The story of automation always followed one scenario: first machines replaced physical labor, then routine operations. But the current wave of AI is different in that it targets cognitive skills. Liz Kendall did not provide exact figures for job cuts, citing the unpredictability of technology, but the very fact of such an admission at this level is a tectonic shift. Previously, politicians preferred to feed us stories that AI would create more jobs than it destroys. Now the rhetoric has changed to an acknowledgment that the old economic model, where a law degree was a guarantee of stability for decades, no longer works.

To cushion the blow, the British government announced a large-scale training program. The plan is ambitious — give 10 million citizens the skills to work with AI. That's almost a sixth of the country's population. The idea is to turn potential unemployed into specialists who manage algorithms rather than compete with them. But a logical question arises here: can you transform a former clerk into a specialist the market is willing to pay for in just a few months of courses? For now, it looks like trying to put out a forest fire with a garden hose, but the scale of investment in human capital is impressive.

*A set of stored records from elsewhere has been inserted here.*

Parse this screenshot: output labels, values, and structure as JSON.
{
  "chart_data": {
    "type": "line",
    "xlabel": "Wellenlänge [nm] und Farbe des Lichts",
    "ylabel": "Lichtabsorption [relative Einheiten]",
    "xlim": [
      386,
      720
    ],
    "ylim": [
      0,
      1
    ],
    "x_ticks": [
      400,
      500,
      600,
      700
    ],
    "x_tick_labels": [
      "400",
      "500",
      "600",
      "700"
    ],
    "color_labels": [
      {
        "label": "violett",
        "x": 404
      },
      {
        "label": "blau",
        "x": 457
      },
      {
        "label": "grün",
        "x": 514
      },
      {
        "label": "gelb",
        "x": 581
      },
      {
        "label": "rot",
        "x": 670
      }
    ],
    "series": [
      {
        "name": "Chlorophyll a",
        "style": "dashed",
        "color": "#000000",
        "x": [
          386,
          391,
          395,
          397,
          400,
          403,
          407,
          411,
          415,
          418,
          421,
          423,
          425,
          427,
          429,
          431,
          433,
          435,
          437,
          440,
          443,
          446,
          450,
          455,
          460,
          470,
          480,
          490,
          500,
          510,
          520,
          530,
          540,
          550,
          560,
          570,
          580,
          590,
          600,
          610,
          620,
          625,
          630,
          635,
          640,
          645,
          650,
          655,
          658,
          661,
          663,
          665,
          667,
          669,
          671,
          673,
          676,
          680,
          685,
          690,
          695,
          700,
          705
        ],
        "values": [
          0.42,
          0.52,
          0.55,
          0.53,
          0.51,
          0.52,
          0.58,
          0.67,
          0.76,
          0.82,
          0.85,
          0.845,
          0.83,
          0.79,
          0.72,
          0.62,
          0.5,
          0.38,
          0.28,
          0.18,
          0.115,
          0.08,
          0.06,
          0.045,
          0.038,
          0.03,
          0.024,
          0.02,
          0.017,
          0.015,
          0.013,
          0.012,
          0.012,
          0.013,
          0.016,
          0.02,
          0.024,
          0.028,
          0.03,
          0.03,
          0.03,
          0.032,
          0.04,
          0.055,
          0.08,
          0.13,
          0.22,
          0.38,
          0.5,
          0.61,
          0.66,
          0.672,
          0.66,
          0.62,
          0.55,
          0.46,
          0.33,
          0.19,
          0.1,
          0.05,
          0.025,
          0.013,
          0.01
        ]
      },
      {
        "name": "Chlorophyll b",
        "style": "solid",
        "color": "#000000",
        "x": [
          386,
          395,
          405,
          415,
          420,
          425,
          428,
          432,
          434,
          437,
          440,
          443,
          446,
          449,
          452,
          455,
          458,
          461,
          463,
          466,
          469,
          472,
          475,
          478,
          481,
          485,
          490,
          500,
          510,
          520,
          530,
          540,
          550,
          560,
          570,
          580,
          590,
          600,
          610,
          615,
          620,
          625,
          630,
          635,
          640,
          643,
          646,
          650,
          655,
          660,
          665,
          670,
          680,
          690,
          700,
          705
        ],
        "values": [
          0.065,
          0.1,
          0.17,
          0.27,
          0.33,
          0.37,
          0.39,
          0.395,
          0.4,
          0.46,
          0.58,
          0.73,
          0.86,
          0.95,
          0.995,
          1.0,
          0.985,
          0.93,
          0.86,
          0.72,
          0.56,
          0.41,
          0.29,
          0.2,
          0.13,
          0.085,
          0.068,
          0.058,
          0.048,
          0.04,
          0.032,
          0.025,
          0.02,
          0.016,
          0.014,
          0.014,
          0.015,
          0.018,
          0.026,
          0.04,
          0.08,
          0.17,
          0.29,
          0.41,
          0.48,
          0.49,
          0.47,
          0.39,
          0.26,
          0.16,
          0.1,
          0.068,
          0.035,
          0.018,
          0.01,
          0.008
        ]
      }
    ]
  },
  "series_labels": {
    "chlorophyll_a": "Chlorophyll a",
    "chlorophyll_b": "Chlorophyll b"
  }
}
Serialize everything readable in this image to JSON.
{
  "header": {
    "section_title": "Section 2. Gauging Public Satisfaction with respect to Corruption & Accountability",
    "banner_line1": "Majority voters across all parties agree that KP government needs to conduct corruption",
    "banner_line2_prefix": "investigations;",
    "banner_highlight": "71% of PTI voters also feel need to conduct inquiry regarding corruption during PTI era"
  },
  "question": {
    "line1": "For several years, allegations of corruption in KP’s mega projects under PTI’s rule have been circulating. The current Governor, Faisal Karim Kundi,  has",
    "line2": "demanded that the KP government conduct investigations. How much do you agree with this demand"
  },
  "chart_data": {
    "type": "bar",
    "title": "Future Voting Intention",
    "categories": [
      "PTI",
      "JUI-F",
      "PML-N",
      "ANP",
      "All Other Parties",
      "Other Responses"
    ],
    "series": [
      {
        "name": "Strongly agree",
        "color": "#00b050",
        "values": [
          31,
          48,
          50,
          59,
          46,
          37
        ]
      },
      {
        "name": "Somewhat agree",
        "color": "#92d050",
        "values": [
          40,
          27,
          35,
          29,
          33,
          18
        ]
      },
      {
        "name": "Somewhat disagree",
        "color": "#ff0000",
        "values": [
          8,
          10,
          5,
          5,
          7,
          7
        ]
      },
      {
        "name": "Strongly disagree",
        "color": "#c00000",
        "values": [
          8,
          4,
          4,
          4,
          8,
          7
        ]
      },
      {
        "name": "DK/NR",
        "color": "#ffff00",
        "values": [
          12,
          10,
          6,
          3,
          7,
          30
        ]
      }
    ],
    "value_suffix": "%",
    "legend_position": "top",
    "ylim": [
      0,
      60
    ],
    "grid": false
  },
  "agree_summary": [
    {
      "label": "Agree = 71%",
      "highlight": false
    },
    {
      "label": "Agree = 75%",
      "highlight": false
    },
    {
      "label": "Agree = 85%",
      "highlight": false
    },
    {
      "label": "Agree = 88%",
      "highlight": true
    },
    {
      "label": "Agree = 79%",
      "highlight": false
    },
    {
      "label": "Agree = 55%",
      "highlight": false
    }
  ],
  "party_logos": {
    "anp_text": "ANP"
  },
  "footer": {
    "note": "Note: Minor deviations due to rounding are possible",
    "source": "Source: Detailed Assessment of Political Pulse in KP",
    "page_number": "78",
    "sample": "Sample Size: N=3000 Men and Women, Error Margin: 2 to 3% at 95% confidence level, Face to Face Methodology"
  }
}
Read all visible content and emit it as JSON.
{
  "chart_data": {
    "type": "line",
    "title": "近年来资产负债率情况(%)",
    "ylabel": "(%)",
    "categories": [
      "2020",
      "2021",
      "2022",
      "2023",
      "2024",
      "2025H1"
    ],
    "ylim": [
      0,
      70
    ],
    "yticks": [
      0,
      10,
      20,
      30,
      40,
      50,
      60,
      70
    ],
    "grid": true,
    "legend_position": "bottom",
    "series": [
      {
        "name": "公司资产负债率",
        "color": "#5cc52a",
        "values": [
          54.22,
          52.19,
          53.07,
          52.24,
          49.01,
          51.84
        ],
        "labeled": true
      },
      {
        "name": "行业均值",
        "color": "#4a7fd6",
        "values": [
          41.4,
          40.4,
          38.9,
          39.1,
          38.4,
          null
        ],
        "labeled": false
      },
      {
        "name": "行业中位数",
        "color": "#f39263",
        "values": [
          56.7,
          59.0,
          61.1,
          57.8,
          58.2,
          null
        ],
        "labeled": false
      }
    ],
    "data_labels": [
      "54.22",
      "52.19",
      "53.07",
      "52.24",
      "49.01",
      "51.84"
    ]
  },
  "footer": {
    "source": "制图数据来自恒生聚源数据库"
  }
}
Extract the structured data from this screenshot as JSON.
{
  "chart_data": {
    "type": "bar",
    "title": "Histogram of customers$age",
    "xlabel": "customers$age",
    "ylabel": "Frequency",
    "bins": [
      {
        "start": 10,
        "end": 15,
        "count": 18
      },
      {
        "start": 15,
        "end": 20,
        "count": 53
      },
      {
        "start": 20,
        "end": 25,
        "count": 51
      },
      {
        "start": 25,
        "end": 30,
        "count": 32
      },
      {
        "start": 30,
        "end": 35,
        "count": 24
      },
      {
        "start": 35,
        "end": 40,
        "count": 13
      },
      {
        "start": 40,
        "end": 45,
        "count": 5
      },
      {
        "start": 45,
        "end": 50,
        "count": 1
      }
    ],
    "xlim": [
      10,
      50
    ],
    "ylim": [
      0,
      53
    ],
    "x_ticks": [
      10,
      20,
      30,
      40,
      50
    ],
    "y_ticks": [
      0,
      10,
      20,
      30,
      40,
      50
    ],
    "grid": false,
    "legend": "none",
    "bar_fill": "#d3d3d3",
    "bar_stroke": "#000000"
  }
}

Kendall paid special attention to graduates in law and finance. It's in these fields where junior staff traditionally engaged in document analysis, precedent research, and report writing. Today, modern language models do this in seconds and for almost no cost. If previously an intern at a law firm was an investment in the future, now they become a burden that is easier to replace with a cloud service subscription. This breaks the entire system of career ladders: if there are no entry-level positions for newcomers, where will experienced partners come from in ten years? The British government seems to be the first among major players to discuss this succession crisis out loud.

Globally, this means that the era of safe professions is over. Britain is trying to position itself as a leader in AI regulation and adaptation, but the reality is that technology develops faster than legislation or educational programs. 10 million retrained people is a nice number for a press release, but in practice we will see enormous market resistance. People who spent years on specialized education will hardly be thrilled at the prospect of starting from scratch in a world where the rules of the game change every six months with each new model release.

Why does this matter right now? Because Britain often serves as a litmus test for Western economies. If London acknowledges the inevitability of mass layoffs due to AI, then similar statements will soon follow in Washington, Paris, and Berlin. This is the end of the denial period. We are entering a phase of active negotiations where states will try to negotiate with tech giants over robot taxes or universal basic income, covering this with universal training programs. Liz Kendall was simply the first to voice what other ministers have been whispering about in the corridors.

Key takeaway: The era of promises that AI is just a helper has officially ended. Governments are beginning to prepare their populations for structural unemployment among the intellectual class. The question is only whether 10 million Britons will manage to master new tools before their positions are cut by the next software update.